Придворный поэт, который во всё это время стоял в глубокой задумчивости, вдруг воскликнул:

На небе одно солнце, в Персии один царь.

Жизнь, свет, радость и счастие разливаются при его появлении.

Пусть врачи гордятся своими лекарствами; но что может идти в сравнение с силою шахского взгляду?

Лаванд, мумия и пазахр[71] не в состоянии произвесть такого действия.

Закрой своего Джалинуса, брось в угол Пократа[72] и Ибн-Сину, отец всех их приехал к тебе в гости.

Кто станет принимать твою кассию и прикладывать пластыри, когда от одного взгляду может получить исцеление и радость?

О мирза Ахмак, счастливейший из врачей!

- Браво! - воскликнул шах, прерывая всеобщее молчание, господствовавшее во время этого чтения. - Браво! Ты поэт удивительный! Настоящий соловей! Фирдоуси в сравнении с тобою был дрязг! Поди, эмир, поцелуй его в щёку, а потом набейте ему рот леденцом: такие уста должно питать сладостью.

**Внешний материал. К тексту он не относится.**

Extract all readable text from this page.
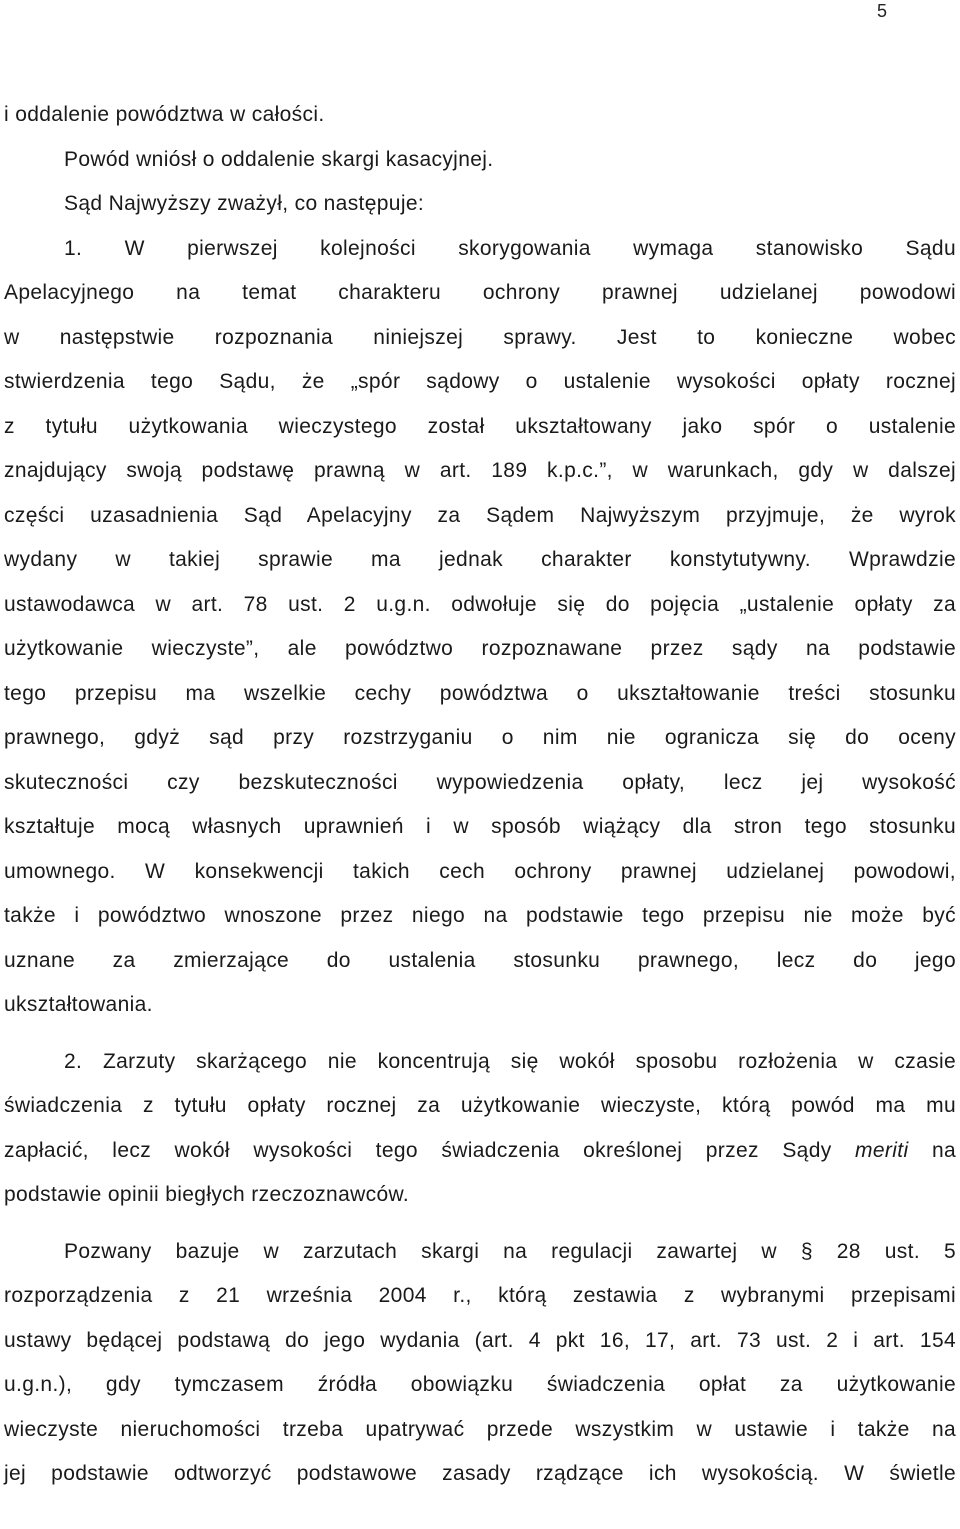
5
i oddalenie powództwa w całości.
Powód wniósł o oddalenie skargi kasacyjnej.
Sąd Najwyższy zważył, co następuje:
1. W pierwszej kolejności skorygowania wymaga stanowisko Sądu
Apelacyjnego na temat charakteru ochrony prawnej udzielanej powodowi
w następstwie rozpoznania niniejszej sprawy. Jest to konieczne wobec
stwierdzenia tego Sądu, że „spór sądowy o ustalenie wysokości opłaty rocznej
z tytułu użytkowania wieczystego został ukształtowany jako spór o ustalenie
znajdujący swoją podstawę prawną w art. 189 k.p.c.”, w warunkach, gdy w dalszej
części uzasadnienia Sąd Apelacyjny za Sądem Najwyższym przyjmuje, że wyrok
wydany w takiej sprawie ma jednak charakter konstytutywny. Wprawdzie
ustawodawca w art. 78 ust. 2 u.g.n. odwołuje się do pojęcia „ustalenie opłaty za
użytkowanie wieczyste”, ale powództwo rozpoznawane przez sądy na podstawie
tego przepisu ma wszelkie cechy powództwa o ukształtowanie treści stosunku
prawnego, gdyż sąd przy rozstrzyganiu o nim nie ogranicza się do oceny
skuteczności czy bezskuteczności wypowiedzenia opłaty, lecz jej wysokość
kształtuje mocą własnych uprawnień i w sposób wiążący dla stron tego stosunku
umownego. W konsekwencji takich cech ochrony prawnej udzielanej powodowi,
także i powództwo wnoszone przez niego na podstawie tego przepisu nie może być
uznane za zmierzające do ustalenia stosunku prawnego, lecz do jego
ukształtowania.
2. Zarzuty skarżącego nie koncentrują się wokół sposobu rozłożenia w czasie
świadczenia z tytułu opłaty rocznej za użytkowanie wieczyste, którą powód ma mu
zapłacić, lecz wokół wysokości tego świadczenia określonej przez Sądy meriti na
podstawie opinii biegłych rzeczoznawców.
Pozwany bazuje w zarzutach skargi na regulacji zawartej w § 28 ust. 5
rozporządzenia z 21 września 2004 r., którą zestawia z wybranymi przepisami
ustawy będącej podstawą do jego wydania (art. 4 pkt 16, 17, art. 73 ust. 2 i art. 154
u.g.n.), gdy tymczasem źródła obowiązku świadczenia opłat za użytkowanie
wieczyste nieruchomości trzeba upatrywać przede wszystkim w ustawie i także na
jej podstawie odtworzyć podstawowe zasady rządzące ich wysokością. W świetle
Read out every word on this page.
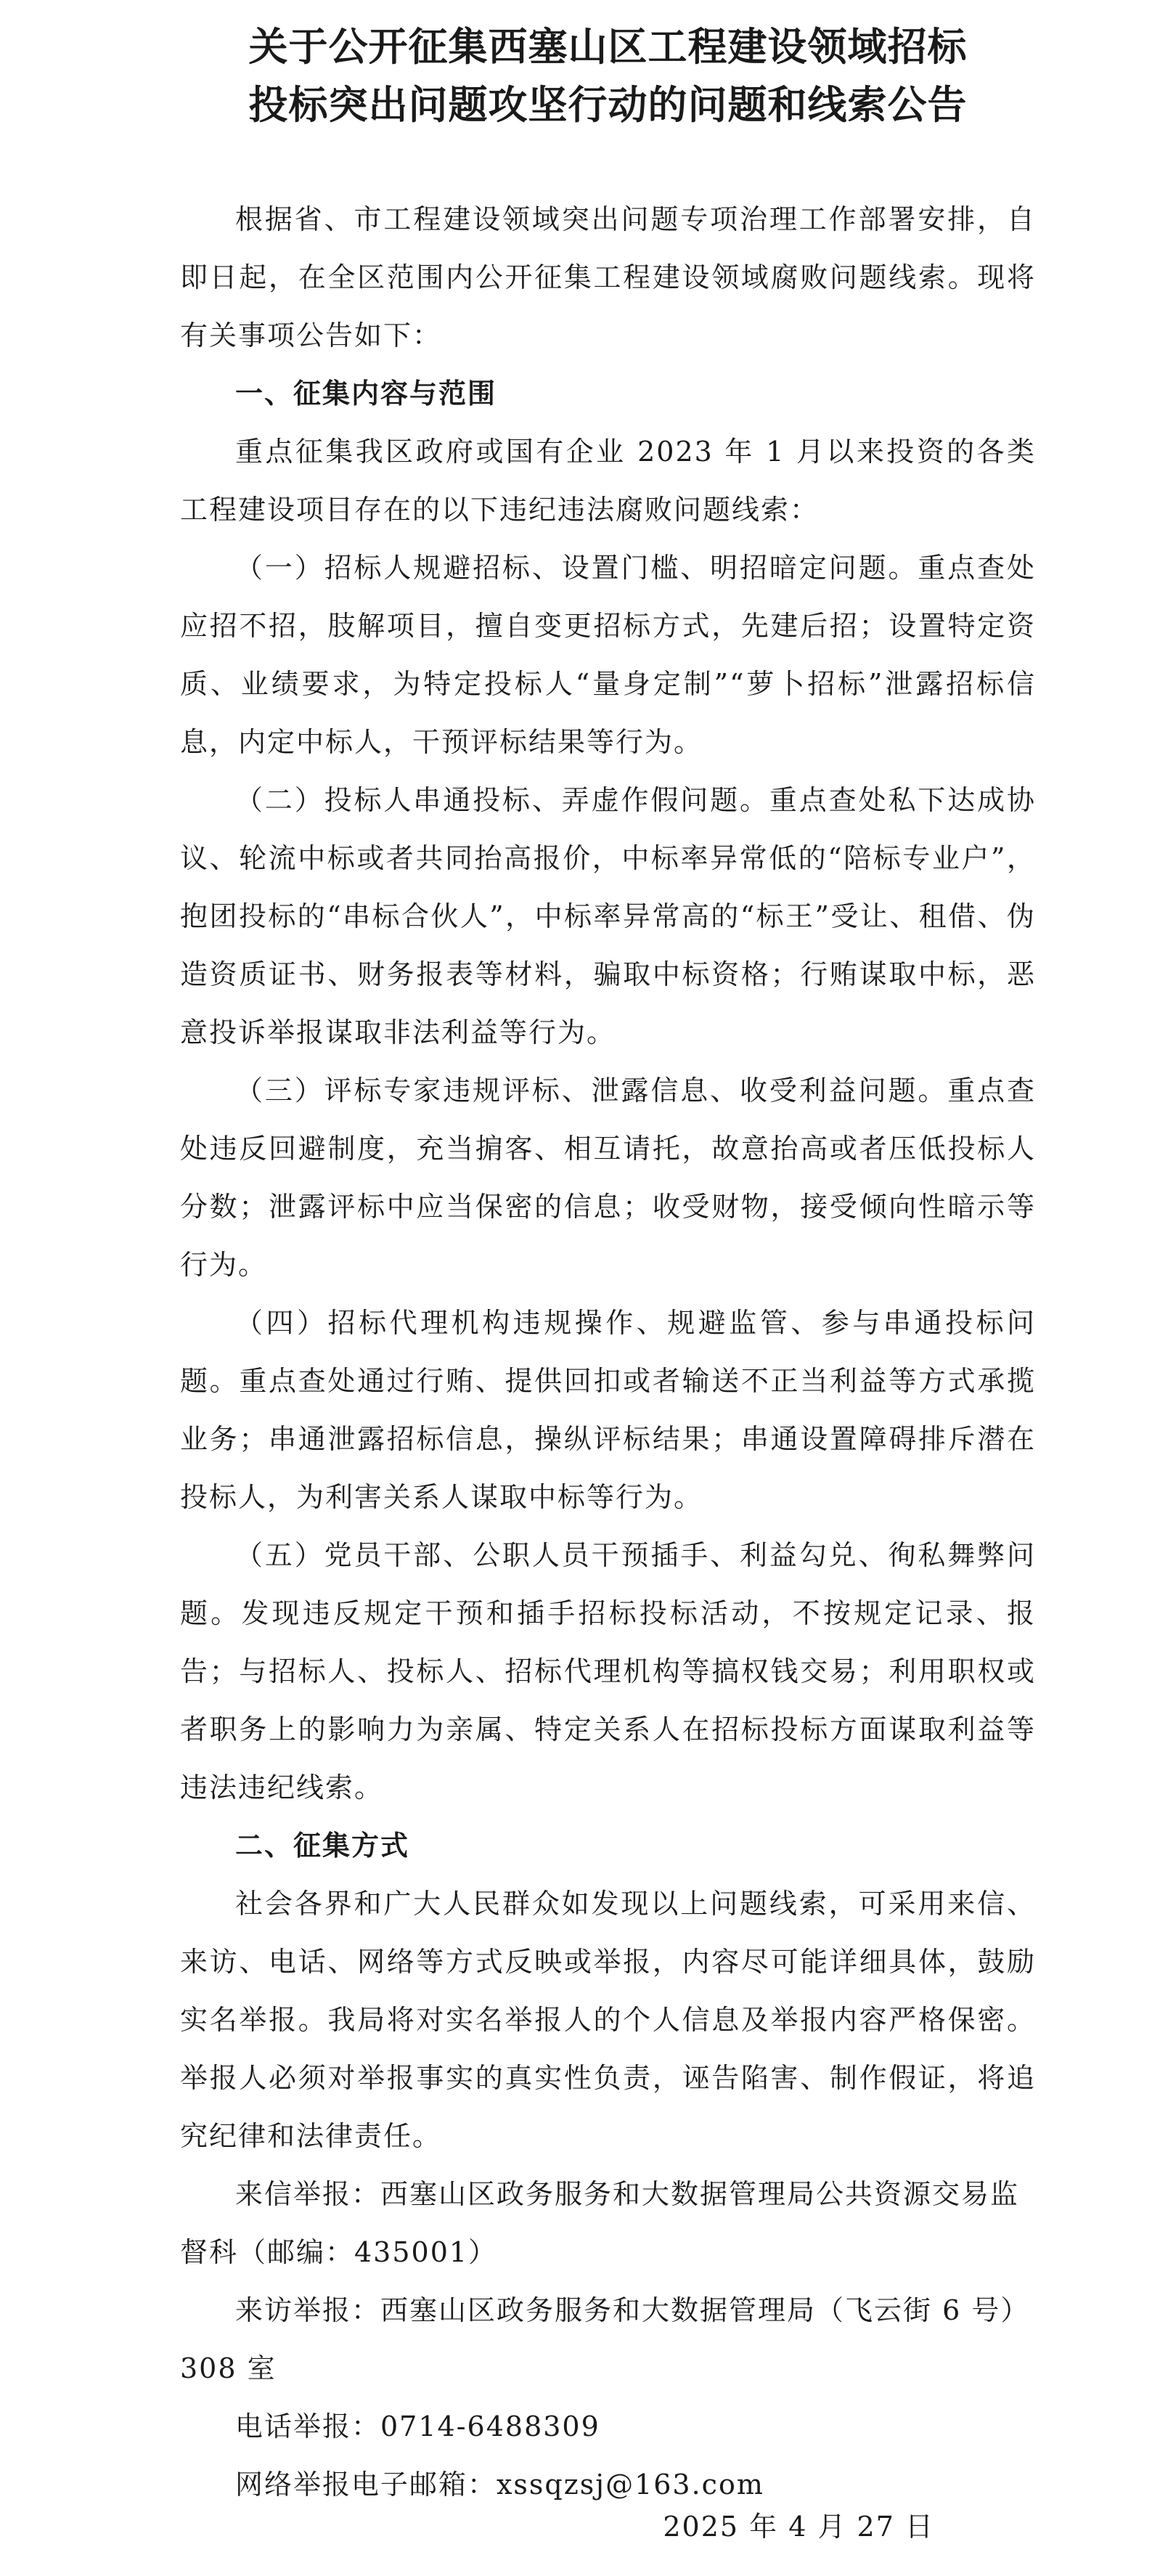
关于公开征集西塞山区工程建设领域招标
投标突出问题攻坚行动的问题和线索公告

根据省、市工程建设领域突出问题专项治理工作部署安排，自即日起，在全区范围内公开征集工程建设领域腐败问题线索。现将有关事项公告如下：

一、征集内容与范围

重点征集我区政府或国有企业 2023 年 1 月以来投资的各类工程建设项目存在的以下违纪违法腐败问题线索：

（一）招标人规避招标、设置门槛、明招暗定问题。重点查处应招不招，肢解项目，擅自变更招标方式，先建后招；设置特定资质、业绩要求，为特定投标人“量身定制”“萝卜招标”泄露招标信息，内定中标人，干预评标结果等行为。

（二）投标人串通投标、弄虚作假问题。重点查处私下达成协议、轮流中标或者共同抬高报价，中标率异常低的“陪标专业户”，抱团投标的“串标合伙人”，中标率异常高的“标王”受让、租借、伪造资质证书、财务报表等材料，骗取中标资格；行贿谋取中标，恶意投诉举报谋取非法利益等行为。

（三）评标专家违规评标、泄露信息、收受利益问题。重点查处违反回避制度，充当掮客、相互请托，故意抬高或者压低投标人分数；泄露评标中应当保密的信息；收受财物，接受倾向性暗示等行为。

（四）招标代理机构违规操作、规避监管、参与串通投标问题。重点查处通过行贿、提供回扣或者输送不正当利益等方式承揽业务；串通泄露招标信息，操纵评标结果；串通设置障碍排斥潜在投标人，为利害关系人谋取中标等行为。

（五）党员干部、公职人员干预插手、利益勾兑、徇私舞弊问题。发现违反规定干预和插手招标投标活动，不按规定记录、报告；与招标人、投标人、招标代理机构等搞权钱交易；利用职权或者职务上的影响力为亲属、特定关系人在招标投标方面谋取利益等违法违纪线索。

二、征集方式

社会各界和广大人民群众如发现以上问题线索，可采用来信、来访、电话、网络等方式反映或举报，内容尽可能详细具体，鼓励实名举报。我局将对实名举报人的个人信息及举报内容严格保密。举报人必须对举报事实的真实性负责，诬告陷害、制作假证，将追究纪律和法律责任。

来信举报：西塞山区政务服务和大数据管理局公共资源交易监督科（邮编：435001）

来访举报：西塞山区政务服务和大数据管理局（飞云街 6 号）308 室

电话举报：0714-6488309

网络举报电子邮箱：xssqzsj@163.com

2025 年 4 月 27 日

ему в рот столько, сколько могло вместиться. Царь поэтов стоял долгое время со вздутыми метафорическою наградою щеками и всеми силами старался быть в крайнем восхищении; но, наконец, он запыхался, и слёзы невольно покатились из его глаз, особенно когда леденец, начав таять, поструился изо рта по бороде.

Наступил обеденный час. Шах отворотился от окна, оставив на дворе своих чиновников, слуг и самого хозяина. В залу допущены были одни только приехавшие с ним царевичи, которые стояли, далеко и неподвижно, у стены, противоположной с его меснедом, в парадной одежде, с саблями на бедре. Главный камердинер постлал на ковре перед шахом полотенце из драгоценнейшей шалевой ткани; умывальничий поднёс ему золотой таз и рукомойник. Тогда как шах умывал руки, другие служители принесли кушанье на нескольких больших подносах, уставленных дорогими фарфоровыми блюдами и тарелочками и запечатанных на кухне печатью придворного маршала, из предосторожности от яду. Печати были вскрыты при глазах самого шаха, и облако благовонного пару, клубящегося из множества превосходнейших произведений персидской кухни, окружило Убежище мира. Сидя с поджатыми под себя ногами, среди подносов, высоко нагруженных яствами, Царь царей составлял, казалось, одну огромную, крепко приправленную перцем, корицею и сахаром, плавающую в растопленном масле груду, с пилавами, чилавами, бараньими лопатками, цыплятами, куропатками, мазендеранскими фазанами, бадиджанами, сыром, луком, рассолами, солёными огурцами, стеклянными сосудами с различными сортами шербетов и другими лакомствами.

Шах, сгибаясь вдвое и наклонив лицо к яствам, погрузил руку в пилав, а потом в другие блюда и кушал в молчании. Царевичи стояли на своём месте, у стены, а служители в некотором расстоянии перед ним, все соблюдая глубочайшее благоговение. Он велел главному камердинеру взять с подносу одно блюдо с пилавом и отнесть его хозяину, мирзе Ахмаку, который за такую отличную милость принуждён был дать шахскому слуге значительный подарок деньгами. Подобные подачки, но уже с другими служителями, посланы были придворному поэту за его импровизацию, эмиру эмиров, церемониймейстеру и т д., которые также щедро заплатили подателям за честь пирования с Средоточием вселенной у главного врача. Одно из блюд, в котором высочайшая горсть копалась с наибольшим удовольствием, отправлено было к жене мирзы Ахмака, и она великодушнее прочих наградила посланника. Удовольствовав таким образом обе стороны, как тех, которые в рисовой каше получили блистательный довод его благоволения, так и любимых слуг своих, которые носили эту пищу, шах встал с софы и пошёл в другую комнату, где умыл руки и тотчас сел пить кофе и курить кальян.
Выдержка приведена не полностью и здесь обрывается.